CRIMEN PERFECTO
 

recensione crimen perfecto

 
Rafael è un playboy, un uomo che potrebbe avere tutto nella vita, è che in realtà nulla possiede, idolo dei clienti del suo “reparto donna” dei supermercati, a sua volta adorante nei confronti dell’idolo del successo, dell’eleganza e delle belle donne. L’ostacolo fra lui e la chiave per sbloccare le porte di quel mondo è nell’eterno rivale, Don Antonio, da anni direttore del “reparto uomo” degli stessi magazzini. E quando scoppierà un violento alterco in cui l’eterno rivale verrà accidentalmente ucciso, Rafael scoprirà a sue spese cosa vuol dire se, come unico testimone, ci si ritrova a fare i conti con l’unica megera che lavora nel tuo reparto: Lourdes. Lo spagnolo Alex de la Iglesia mescola in modo abbastanza accorto gli stilemi della commedia all’americana con quelli di una tradizionale commedia nera, creando un  
 
mix che sicuramente non stanca, e che offre anche punte di divertimento notevole. Al contempo il film si porge come vivido portatore di un messaggio etico/morale che va al di là di una prima lettura dell’immagine. Il mondo descritto da de la Iglesia è un mondo poco rassicurante, incerto. Ogni personaggio si rivela portatore di un cancro interno, di una frustrata ambizione o di istinti animaleschi sopiti e repressi.  

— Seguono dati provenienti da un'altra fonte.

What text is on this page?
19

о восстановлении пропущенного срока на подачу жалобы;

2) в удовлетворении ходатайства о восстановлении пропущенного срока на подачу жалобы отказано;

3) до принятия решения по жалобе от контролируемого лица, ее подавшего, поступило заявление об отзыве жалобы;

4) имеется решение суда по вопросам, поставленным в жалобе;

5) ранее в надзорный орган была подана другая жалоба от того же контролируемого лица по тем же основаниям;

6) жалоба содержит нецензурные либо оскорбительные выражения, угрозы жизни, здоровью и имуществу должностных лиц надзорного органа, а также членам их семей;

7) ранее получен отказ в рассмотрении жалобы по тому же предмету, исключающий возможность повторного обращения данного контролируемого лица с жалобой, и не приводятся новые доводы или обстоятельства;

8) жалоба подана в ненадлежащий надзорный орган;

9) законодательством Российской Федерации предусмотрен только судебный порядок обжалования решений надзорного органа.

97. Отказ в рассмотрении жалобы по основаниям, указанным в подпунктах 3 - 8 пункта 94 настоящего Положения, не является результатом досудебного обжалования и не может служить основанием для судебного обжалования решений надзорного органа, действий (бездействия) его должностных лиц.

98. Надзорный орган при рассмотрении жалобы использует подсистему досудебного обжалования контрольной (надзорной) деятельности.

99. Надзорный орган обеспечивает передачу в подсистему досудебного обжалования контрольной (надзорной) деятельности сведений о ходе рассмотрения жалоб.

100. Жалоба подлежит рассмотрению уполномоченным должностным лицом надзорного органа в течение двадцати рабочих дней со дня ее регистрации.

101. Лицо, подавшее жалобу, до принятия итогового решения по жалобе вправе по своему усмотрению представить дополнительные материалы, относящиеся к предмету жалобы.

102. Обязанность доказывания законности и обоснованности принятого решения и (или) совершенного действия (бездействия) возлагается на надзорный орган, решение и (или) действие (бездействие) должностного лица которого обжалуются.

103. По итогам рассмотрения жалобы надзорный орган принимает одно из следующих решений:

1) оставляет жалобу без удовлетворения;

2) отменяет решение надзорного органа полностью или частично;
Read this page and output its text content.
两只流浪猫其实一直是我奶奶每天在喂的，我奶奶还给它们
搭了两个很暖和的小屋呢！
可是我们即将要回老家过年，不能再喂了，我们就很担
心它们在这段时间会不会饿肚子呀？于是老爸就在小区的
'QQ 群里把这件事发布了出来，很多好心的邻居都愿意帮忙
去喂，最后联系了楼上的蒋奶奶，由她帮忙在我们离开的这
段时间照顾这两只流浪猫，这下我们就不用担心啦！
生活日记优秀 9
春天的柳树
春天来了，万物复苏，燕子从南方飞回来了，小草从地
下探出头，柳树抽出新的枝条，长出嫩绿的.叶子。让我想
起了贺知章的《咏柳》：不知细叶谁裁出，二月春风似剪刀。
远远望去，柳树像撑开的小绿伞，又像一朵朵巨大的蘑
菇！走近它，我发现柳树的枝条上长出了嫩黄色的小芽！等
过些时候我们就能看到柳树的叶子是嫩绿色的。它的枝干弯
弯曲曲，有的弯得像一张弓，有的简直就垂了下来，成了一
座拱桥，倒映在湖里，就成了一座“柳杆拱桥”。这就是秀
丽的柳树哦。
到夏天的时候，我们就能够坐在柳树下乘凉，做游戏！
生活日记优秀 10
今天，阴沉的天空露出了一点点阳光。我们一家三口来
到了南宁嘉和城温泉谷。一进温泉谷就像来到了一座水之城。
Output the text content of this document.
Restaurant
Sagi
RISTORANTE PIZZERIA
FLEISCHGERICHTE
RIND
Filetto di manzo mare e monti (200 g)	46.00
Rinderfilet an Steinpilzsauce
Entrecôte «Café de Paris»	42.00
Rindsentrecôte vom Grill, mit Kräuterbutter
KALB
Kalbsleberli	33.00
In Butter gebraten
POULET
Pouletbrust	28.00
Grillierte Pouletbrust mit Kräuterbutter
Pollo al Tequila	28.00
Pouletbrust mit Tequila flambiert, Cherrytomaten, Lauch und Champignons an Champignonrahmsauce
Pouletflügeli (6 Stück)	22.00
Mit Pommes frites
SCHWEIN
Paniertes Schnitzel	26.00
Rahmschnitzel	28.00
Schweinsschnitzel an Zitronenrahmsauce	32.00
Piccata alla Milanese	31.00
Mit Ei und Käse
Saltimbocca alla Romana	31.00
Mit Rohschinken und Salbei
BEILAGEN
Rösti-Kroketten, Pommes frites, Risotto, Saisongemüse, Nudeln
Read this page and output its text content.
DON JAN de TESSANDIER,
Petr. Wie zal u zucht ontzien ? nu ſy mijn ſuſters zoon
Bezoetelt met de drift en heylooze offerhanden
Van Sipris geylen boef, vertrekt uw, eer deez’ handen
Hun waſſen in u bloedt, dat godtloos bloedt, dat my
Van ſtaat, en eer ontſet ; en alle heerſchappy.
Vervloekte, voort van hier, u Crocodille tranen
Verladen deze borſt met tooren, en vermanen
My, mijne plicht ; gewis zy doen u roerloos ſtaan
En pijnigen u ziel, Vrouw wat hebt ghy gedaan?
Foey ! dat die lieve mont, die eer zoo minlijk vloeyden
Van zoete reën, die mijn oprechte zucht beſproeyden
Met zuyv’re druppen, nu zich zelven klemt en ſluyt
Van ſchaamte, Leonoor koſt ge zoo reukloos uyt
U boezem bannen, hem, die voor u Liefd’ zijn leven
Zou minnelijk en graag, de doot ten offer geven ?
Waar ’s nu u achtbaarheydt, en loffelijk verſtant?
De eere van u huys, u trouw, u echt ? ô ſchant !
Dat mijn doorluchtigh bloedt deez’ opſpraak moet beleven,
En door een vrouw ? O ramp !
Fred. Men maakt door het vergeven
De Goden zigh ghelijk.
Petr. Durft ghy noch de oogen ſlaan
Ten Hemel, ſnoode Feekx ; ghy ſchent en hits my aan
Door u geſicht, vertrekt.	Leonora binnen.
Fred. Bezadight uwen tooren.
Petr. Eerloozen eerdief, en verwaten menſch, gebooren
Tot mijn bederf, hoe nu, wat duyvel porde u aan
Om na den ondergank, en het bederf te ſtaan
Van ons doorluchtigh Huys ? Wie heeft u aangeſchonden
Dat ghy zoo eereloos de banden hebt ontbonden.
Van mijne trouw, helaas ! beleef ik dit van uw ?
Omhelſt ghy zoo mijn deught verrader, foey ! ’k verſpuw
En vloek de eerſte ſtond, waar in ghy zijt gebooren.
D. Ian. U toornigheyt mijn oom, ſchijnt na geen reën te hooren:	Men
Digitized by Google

In pieno e maieutico contrasto si pone il luccicante ambiente, le sfavillanti scenografie prestate al film dal mondo del consumismo sfrenato, che viene idolatrato, assurto ad ambizione e termine ultimo di vite così senza speranza. La mordace critica sociale viene portata avanti in modo sotteso e gustoso, non influendo minimamente sulla messa in scena, anzi, gratificandola e accompagnandola all’unisono. Certo è che, al di là della buona interpretazione del cast (Monica Cervera su tutti), la coerenza globale del film e la tenuta della sceneggiatura si devono spesso rifare a convenzioni e facilitazioni che ne appannano un po’ lo smalto. Figure quali il fantasma di don Antonio poco hanno a che fare con lo svolgimento del tutto, e si riducono a presenze fini a sé stesse. Non si può dire d’altra parte che de la Iglesia non abbia confezionato un prodotto che, seppur con poche pretese, risulta a tratti spassoso e mai noioso. Anche se sui “modi” ci sarebbe abbastanza da dire.